Waterfall

“Do I knock?” she asked the guiding moths. They flitted against the door until it absorbed them. Eureka could no longer distinguish them from the other wings.

The door parted, softly severing a vast web of tiny connections, revealing a dazzling room inside.

The walls were made of amethyst; the floor was strewn with orchid petals. Twenty or so gossipwitches lounged around a purple fire. Three of them shared a giant, swaying moth-wing bower. One hung upside down from a brilliant purple pole, her caftan draped over her face.

The witches smoked a long, reedy pipe that curled to a spiral tip. Bright green, licorice-scented fumes swirled in the air above the pipes’ embers. They were smoking artemisia, but unlike the Seedbearers, the gossipwitches seemed to thrive on the drug. They laughed as tipsy bees bumped clumsily around their heads.

Eureka spotted Esme on the far side of the room. She looked revived, as if the secret void in her head had never been exposed, her butterfly never crushed between Cat’s fingers. Eureka tensed with rage and fear that Cat would never recover as completely.

Esme whispered in another youthful witch’s ear, her hands cupped over her mouth, exuding glee over some secret. The way the witches giggled reminded Eureka of girls at Evangeline, girls she would never see again.
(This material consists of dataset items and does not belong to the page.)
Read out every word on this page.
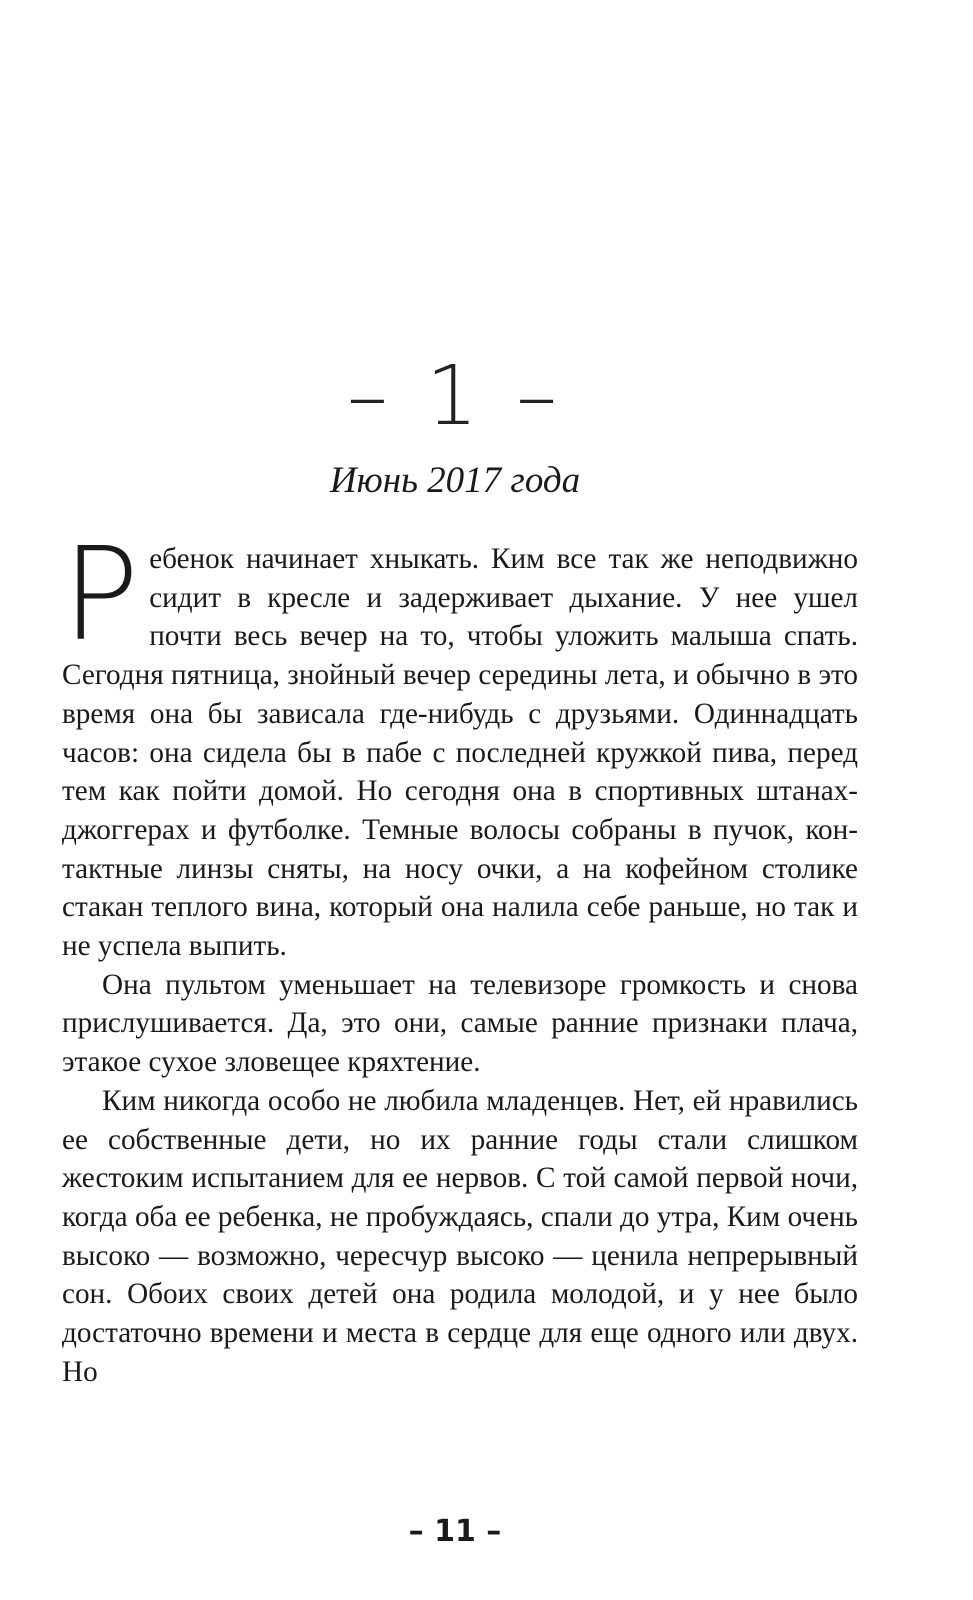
– 1 –
Июнь 2017 года

Ребенок начинает хныкать. Ким все так же неподвижно сидит в кресле и задерживает дыхание. У нее ушел почти весь вечер на то, чтобы уложить малыша спать. Сегодня пятница, знойный вечер середины лета, и обычно в это время она бы зависала где-нибудь с друзьями. Одиннадцать часов: она сидела бы в пабе с последней кружкой пива, перед тем как пойти домой. Но сегодня она в спортивных штанах-джоггерах и футболке. Темные волосы собраны в пучок, контактные линзы сняты, на носу очки, а на кофейном столике стакан теплого вина, который она налила себе раньше, но так и не успела выпить.

Она пультом уменьшает на телевизоре громкость и снова прислушивается. Да, это они, самые ранние признаки плача, этакое сухое зловещее кряхтение.

Ким никогда особо не любила младенцев. Нет, ей нравились ее собственные дети, но их ранние годы стали слишком жестоким испытанием для ее нервов. С той самой первой ночи, когда оба ее ребенка, не пробуждаясь, спали до утра, Ким очень высоко — возможно, чересчур высоко — ценила непрерывный сон. Обоих своих детей она родила молодой, и у нее было достаточно времени и места в сердце для еще одного или двух. Но

– 11 –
When Esme looked up at Eureka, her crystal teardrop necklace gleamed in the shallow of her collarbone. Suddenly Eureka knew what it was, why it had always drawn her eye.

“Your necklace,” Eureka said, feeling light-headed from the fumes.

Esme twirled the charm on its silver chain. “This old thing? Solon gave it to me ages ago. Don’t tell me he wants it back. Unless he changed his mind about the robot?”

“Solon is dead.”

Esme slid one hand onto her hip and walked directly through the fire to Eureka. “Isn’t it a pity,” she lisped through her forked tongue.

“That necklace wasn’t his to trade. It belongs to me.”

Eureka had come for more than the necklace, but since she had nothing to offer in return, she’d decided to make one demand at a time.

The witches whispered to each other, forked tongues flicking over their teeth. The sound became a single wet hiss that snaked its scaly way into Eureka’s bad ear.

Then the hissing stopped. Pouring rain flowed into the silence.

“You may have your family heirloom back.” Esme slipped her hands behind her neck and unfastened the chain.

Eureka nodded stoically, though she wanted to cheer. She reached for the chain, but Esme swung the teardrop crystal inches from Eureka’s hand. Then the gossipwitch jerked it back and cupped it in her own palm. She whispered into Eureka’s bad ear, her replenished stock of bees grazing Eureka’s cheek.

“You will owe us something in exchange.”

“The necklace is mine. I owe you nothing.”

“Perhaps you’re right. But you will still deliver what we want. Fear not, you want it, too.” She smiled. “May I fasten the clasp for you?”

Esme wrapped her long fingers around Eureka’s neck. She smelled like honey and licorice. Her touch was like the soft fuzz of a bee, or a rose just before you’re pricked.

“There,” Esme breathed.

Eureka felt a burst of heat and heard something sizzle. Blue light flashed as the orichalcum chain holding the crystal teardrop entwined around the bronze chain of her mother’s locket. The pendants shifted, ground against each other, like ghosts within a robot. After a moment, the teardrop crystal, the thunderstone, the lapis lazuli locket, even the faded yellow ribbon had converged to form a single, sparkling pendant.

It looked like a very large diamond in the shape of a tear. But inside its smooth, flat surface was a flicker of yellow—from the ribbon—then blue—from the lapis lazuli locket—then steely gray—from the thunderstone, refracting inside the crystal in the purple firelight.

“It fits,” Esme said.

“But my thunderstone,” Eureka said. “Will it still work?”